1. "Social Democrats take Riga": During the municipal elections this spring, what many observers called a red wave swept across the nation, giving the Social Democratic Party more seats than ever before throughout the country since independence was restored in 1991.
Riga saw a complete shift of power as Gundars Bojars, by the smallest majority vote possible, 31-29, snatched tËe mayoral position for his Social Democrats.
The unlikely coalition between left and right that followed crumbled before long. But Bojars has confounded experts by keeping his track record clean.
2. "Riga throws party to history": August saw the celebration of a lifetime, which went off without a hitch - Riga's 800th anniversary. Well over a million people celebrated over a long weekend. At one point, police were forced to seal off the entrances to the Old Town in an attempt not to overcrowd it.
The same team of pyrotechicians who were responsible for the spectacular fireworks at the 2000 Olympics in Sidney, Australia, were drafted into Riga and gave a truly memorable display of explosions, colors and sounds.
Virtually every bridge in the city crossing the Daugava River was filled to the brim with awestruck spectators. The success of the year.
3. "Flower girl faces 15 years in jail": When Britain's future monarch Prince Charles visited Latvia in November, he got his royal snout slapped with a red carnation. Alina Lebedeva, the 16-year-old responsible, became an overnight celebrity as images of the incident flashed around the world.
It looked for a while that she would face 15 years in jail for the stunt, which she said was done in protest against Britain's participation in the war in Afghanistan.
But the prince, who kept his cool during the floral attack, asked Latvian officials to be lenient. The officials meekly obliged. Lebedeva is now waiting to be charged on the minor charge of hooliganism.
Not long after the assault on the dignitary, central banker-turned-politician Einars Repse had a cactus thrown at him by a woman, since said to be mentally unstable, during a publicity walkabout. Like the prince, Repse remained calm and afterwards explained that the woman had merely wanted to hand it to him as a gift and was forced to throw it because the hall was so overcrowded.
4. "Kalejs dies amidst prosecution controversy": Long time Nazi-era-war-crimes suspect Konrad Kalejs, 88, died in Melbourne, Australia, in November before he could be extradited to Latvia to stand trial. By dying, Kalejs took away the Nazi-hunting Simon Wiesenthal Center's hopes of ever catching a living Latvian war-crimes suspect alive.
"Kalejs deserved to die in prison after a long prison term and not in a ritzy old people's home in Melbourne," Efraim Zuroff, the director of the center's Jerusalem office, said. "To date neither Australia nor Latvia has ever successfully taken action against Holocaust suspects."
The Latvian prosecutor general's office denied allegations of being sluggish with the case, although the case had been on the desk for more than three years.
5. "Privatization failure offers tough choices": The third attempt to privatize one of Latvia's most valuable assets, the Latvian Shipping Company, failed in April after no bidders paid the necessary $5 million security deposit by the set deadline.

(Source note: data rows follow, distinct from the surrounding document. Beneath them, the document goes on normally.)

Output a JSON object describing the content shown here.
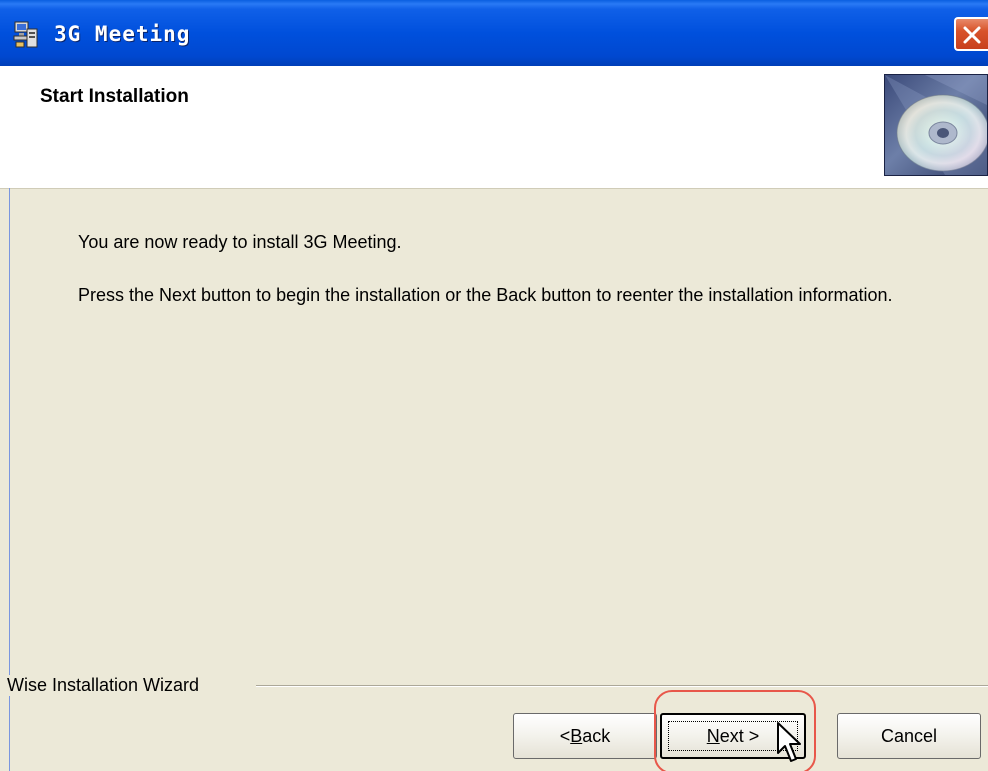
{
  "window": {
    "title": "3G Meeting"
  },
  "header": {
    "title": "Start Installation"
  },
  "body": {
    "line1": "You are now ready to install 3G Meeting.",
    "line2": "Press the Next button to begin the installation or the Back button to reenter the installation information."
  },
  "footer": {
    "wizard_label": "Wise Installation Wizard"
  },
  "buttons": {
    "back": {
      "prefix": "< ",
      "accel": "B",
      "rest": "ack"
    },
    "next": {
      "accel": "N",
      "rest": "ext >"
    },
    "cancel": "Cancel"
  },
  "colors": {
    "titlebar": "#0050dd",
    "dialog_bg": "#ece9d8",
    "close": "#d8532a",
    "highlight": "#e8574a"
  },
  "icons": {
    "app": "installer-computer-icon",
    "close": "close-icon",
    "header": "cd-disc-icon",
    "cursor": "mouse-pointer-icon"
  }
}
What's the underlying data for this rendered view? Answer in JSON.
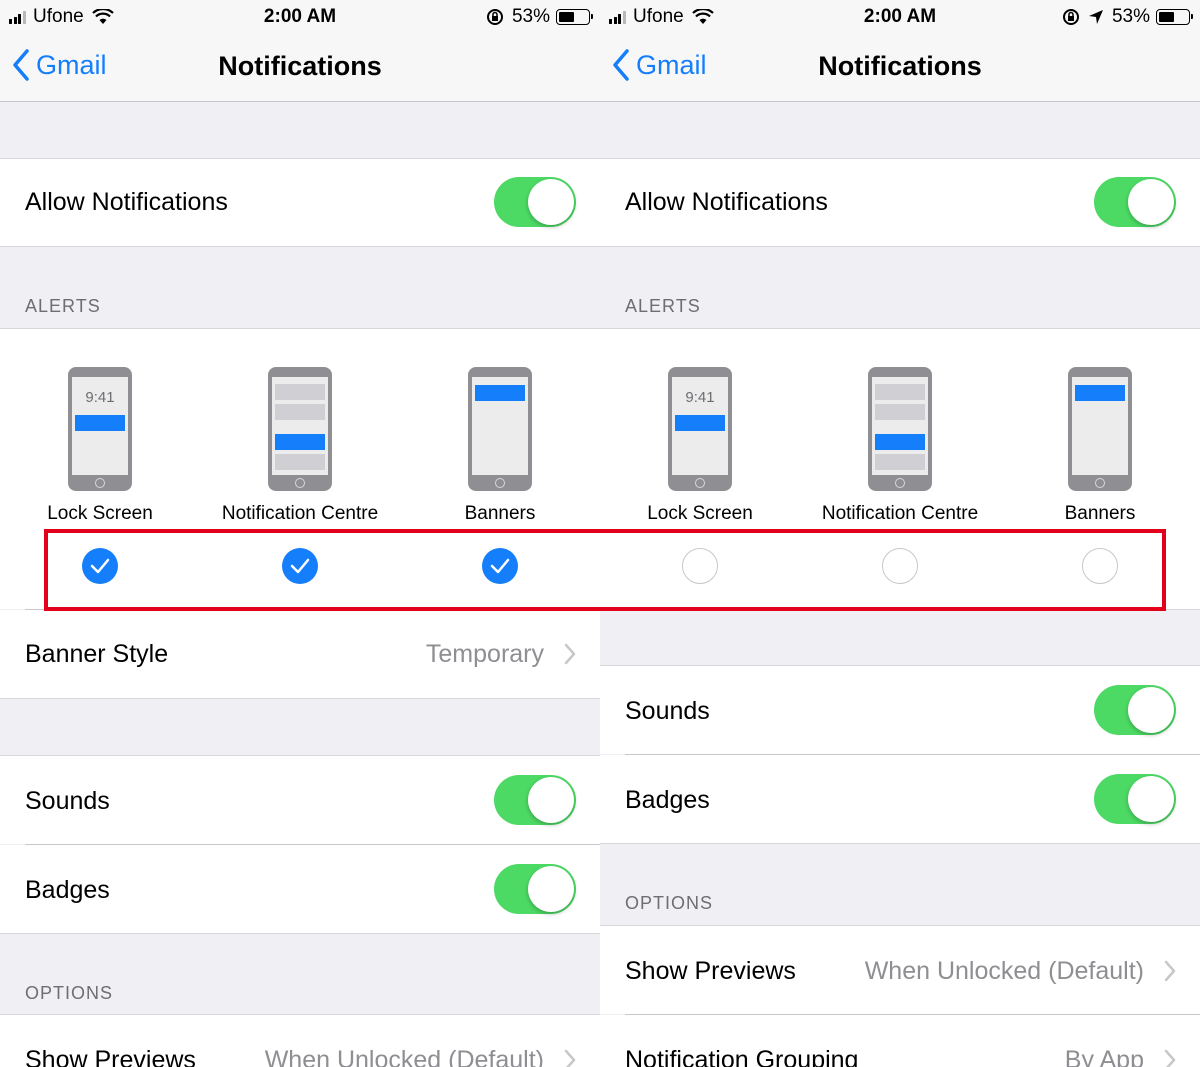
{
  "status_bar": {
    "carrier": "Ufone",
    "time": "2:00 AM",
    "battery": "53%",
    "icons": [
      "signal-icon",
      "wifi-icon",
      "rotation-lock-icon",
      "location-icon",
      "battery-icon"
    ]
  },
  "nav": {
    "back_label": "Gmail",
    "title": "Notifications"
  },
  "allow_notifications": {
    "label": "Allow Notifications",
    "on": true
  },
  "alerts": {
    "header": "ALERTS",
    "lock_screen_time": "9:41",
    "styles": [
      {
        "label": "Lock Screen"
      },
      {
        "label": "Notification Centre"
      },
      {
        "label": "Banners"
      }
    ]
  },
  "left_screen": {
    "alerts_checked": [
      true,
      true,
      true
    ],
    "banner_style": {
      "label": "Banner Style",
      "value": "Temporary"
    }
  },
  "right_screen": {
    "alerts_checked": [
      false,
      false,
      false
    ]
  },
  "sounds": {
    "label": "Sounds",
    "on": true
  },
  "badges": {
    "label": "Badges",
    "on": true
  },
  "options": {
    "header": "OPTIONS",
    "show_previews": {
      "label": "Show Previews",
      "value": "When Unlocked (Default)"
    },
    "notification_grouping": {
      "label": "Notification Grouping",
      "value": "By App"
    }
  },
  "colors": {
    "accent": "#147efb",
    "toggle_on": "#4cd964",
    "highlight": "#e2001a"
  }
}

The failed privatization as well as the company itself have been riddled by various scandals throughout the year. These scandals have added to an image Latvia is desperately trying to shake off, that of one of the most corrupt countries in Central and Eastern Europe.
Recently, the Latvian government adopted a new plan on how to sell its shipping giant, the privatization of which is required by major international financial organizations like the IMF and World Bank.
The 68 percent share that was planned to be sold to a strategic investor in the spring has decreased to 51 percent, to be sold through a floatation on the stock exchange.